In August 2014, the Federal Trade Commission ("FTC") approved a final orders settling charges against Fandango for misrepresenting to the public the security of their mobile app and also for failing to protect the transmission of their customers' sensitive personal information. The Fandango mobile app assured consumers, during checkout, that their credit card information was stored and transmitted securely. The FTC claims against Fandango focused on failures relating to both the implementation and testing of its Secure Sockets Layer "SSL" certificates for 4 years following the launch of the mobile app in March 2009. According to the FTC, Fandango commissioned security audits in 2011, but the audits were limited in scope and did not include a review of the security of the app's transmission of information. It was also alleged that Fandango did not implement effective channels for security complaints, and instead relied on its general customer service system to handle security vulnerability reporting.
In the fall of 2015 Website fivethirtyeight published a story calling Fandango's metrics on User ratings into question. The investigation noted that due to how the site calculates ratings it was rare for a movie to ever get below an overall rating of three stars. The problem seemingly extended from Fandango habit of rounding ratings up to the nearest half.

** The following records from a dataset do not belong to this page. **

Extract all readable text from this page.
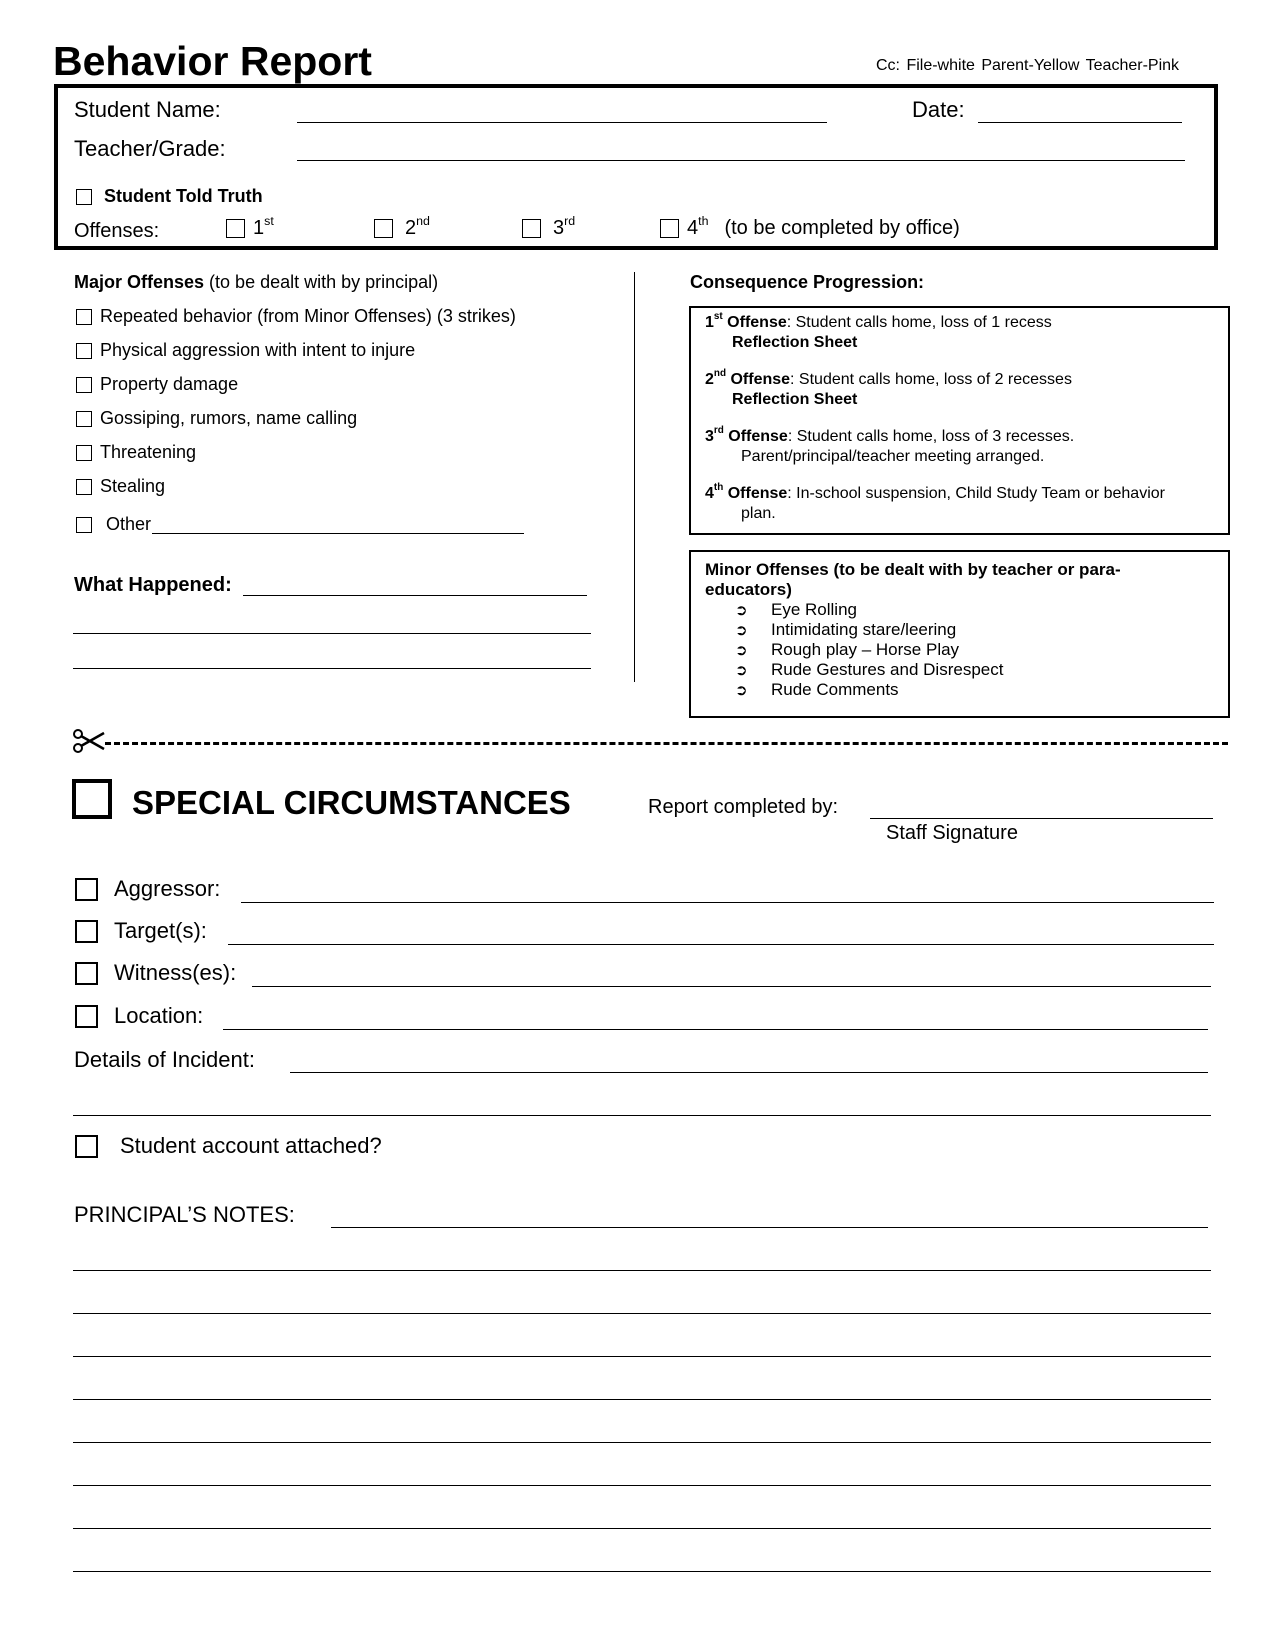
Behavior Report	Cc: File-white Parent-Yellow Teacher-Pink
Student Name:	Date:
Teacher/Grade:
Student Told Truth
Offenses:	1st	2nd	3rd	4th (to be completed by office)
Major Offenses (to be dealt with by principal)
Repeated behavior (from Minor Offenses) (3 strikes)
Physical aggression with intent to injure
Property damage
Gossiping, rumors, name calling
Threatening
Stealing
Other
What Happened:
Consequence Progression:
1st Offense: Student calls home, loss of 1 recess
Reflection Sheet
2nd Offense: Student calls home, loss of 2 recesses
Reflection Sheet
3rd Offense: Student calls home, loss of 3 recesses.
Parent/principal/teacher meeting arranged.
4th Offense: In-school suspension, Child Study Team or behavior
plan.
Minor Offenses (to be dealt with by teacher or para-
educators)
➲ Eye Rolling
➲ Intimidating stare/leering
➲ Rough play – Horse Play
➲ Rude Gestures and Disrespect
➲ Rude Comments
SPECIAL CIRCUMSTANCES	Report completed by:
Staff Signature
Aggressor:
Target(s):
Witness(es):
Location:
Details of Incident:
Student account attached?
PRINCIPAL’S NOTES:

Fandango, in response, noted that this was a glitch it was working to repair. Nevertheless, Gizmodo cited the study after Fandango announced the purchase of the Rotten Tomatoes over fears that the purchase would "ruin" the site.
|Introduced||February 19, 2016|
In early 2016, Fandango acquired two independent movie streaming services: Flixster and M-GO. Fandango re-branded M-GO to FandangoNow and began migrating Flixster Video users to the newly renamed service. FandangoNow is compatible with UltraViolet, a digital rights locker for many large film studios.